‘Hellraiser: Judgment’ Director Delivers Bad News To Fans


Hellraiser: Judgment has been a film that many hardcore Cenobite fans have been looking forward to since details of it leaked earlier this month with a director and star attached.

The star, Heather Langenkamp, is familiar to horror movie audiences from her turn as Nancy in the original A Nightmare on Elm Street as well as A Nightmare on Elm Street 3: Dream Warriors, and Wes Craven’s New Nightmare (where she played herself rather than her iconic character in a sort of meta thing).

Joining Langenkamp is director Gary Tunnicliffe, who is new to his position, but not new to the horror film industry. Tunnicliffe has done FX on films, such as Candyman, Halloween VI: The Curse of Michael Myers, and the My Bloody Valentine remake.

Tunnicliffe is also no stranger to the Hellraiser series, providing FX work on every sequel dating back to Hellraiser III: Hell on Earth in 1992.

That’s why it was a massive surprise this week when he revealed that the series’ original Pinhead (Doug Bradley) decided to bail on Hellraiser: Judgment over something as simple as a non-disclosure agreement (NDA).

Actually Bradley was the first guy to break the news on his official Facebook page.

The original Pinhead said the first that he heard of the new film “was around Christmas in a phone call from Gary Tunnicliffe, who was my make-up artist on Bloodline through Hellworld.”

Tunnicliffe had written the script for Hellraiser: Revelations, another film that Bradley was not involved with because of “the poor quality of the script,” Bradley said.

Further dissing the new film, Bradley asserted that “Clive Barker is not involved with this in any way, shape or form.”

He continued.

“Gary said he would send me a copy of the script when he had completed a second draft, but before I could be allowed to set eyes on the precious document, I was required to sign a gagging order.
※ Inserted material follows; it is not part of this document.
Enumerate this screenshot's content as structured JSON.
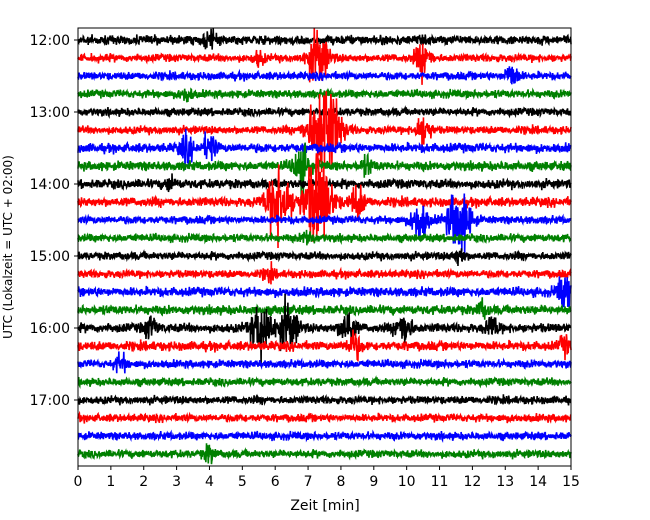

This was a three page document preventing me from talking about the script ‘in restrooms’, ‘on elevators’, ‘in restaurants’ or ‘in cellular telephone conversations which may be overheard’. [punctuation sic]”

Bradley said there was also “dark reference to ‘people talking out of turn at conventions,'” adding that he “read this thing in disbelief, and informed Gary I would not be signing it.”

Tunnicliffe gave a similar version of events, pointing out that NDAs are “pretty standard” in a report from HitFix.

“Doug wrote back to me,” said Tunnicliffe. “‘I’m going to make myself liable for a million bucks I don’t have just to read a d*** script?… I don’t think so.’ I was stunned, after all it was my ‘d***’ script and it let me know how he felt straight away. I wrote to him saying I was sorry he felt that way and the next day the search for a new Pinhead began.”

Tunnicliffe has apparently already found his new Pinhead, noting that he is “a classically trained stage and film actor who brings a great physical presence and more than a hint of Peter Cushing and Ralph Fiennes.”

The two sides of the story reveal that Bradley’s unwillingness to sign the NDA likely has less to do with the agreement and more to do with his disdain for the Hellraiser: Revelations script, which Tunnicliffe was also responsible for.

Rumor has it that Dimension Films made Revelations in a rush to hold onto the Hellraiser property, which Clive Barker is said to be eager to get back for a possible big budget reboot.

Instead the production house continues to churn out low-budget sequels to the original series. Bradley has starred in most of those films, but he drew the line with Revelations, and is a longtime friend of Barker’s.

So get ready for more of the same, Hellraiser fans, with a new guy wearing the pins for the second film straight.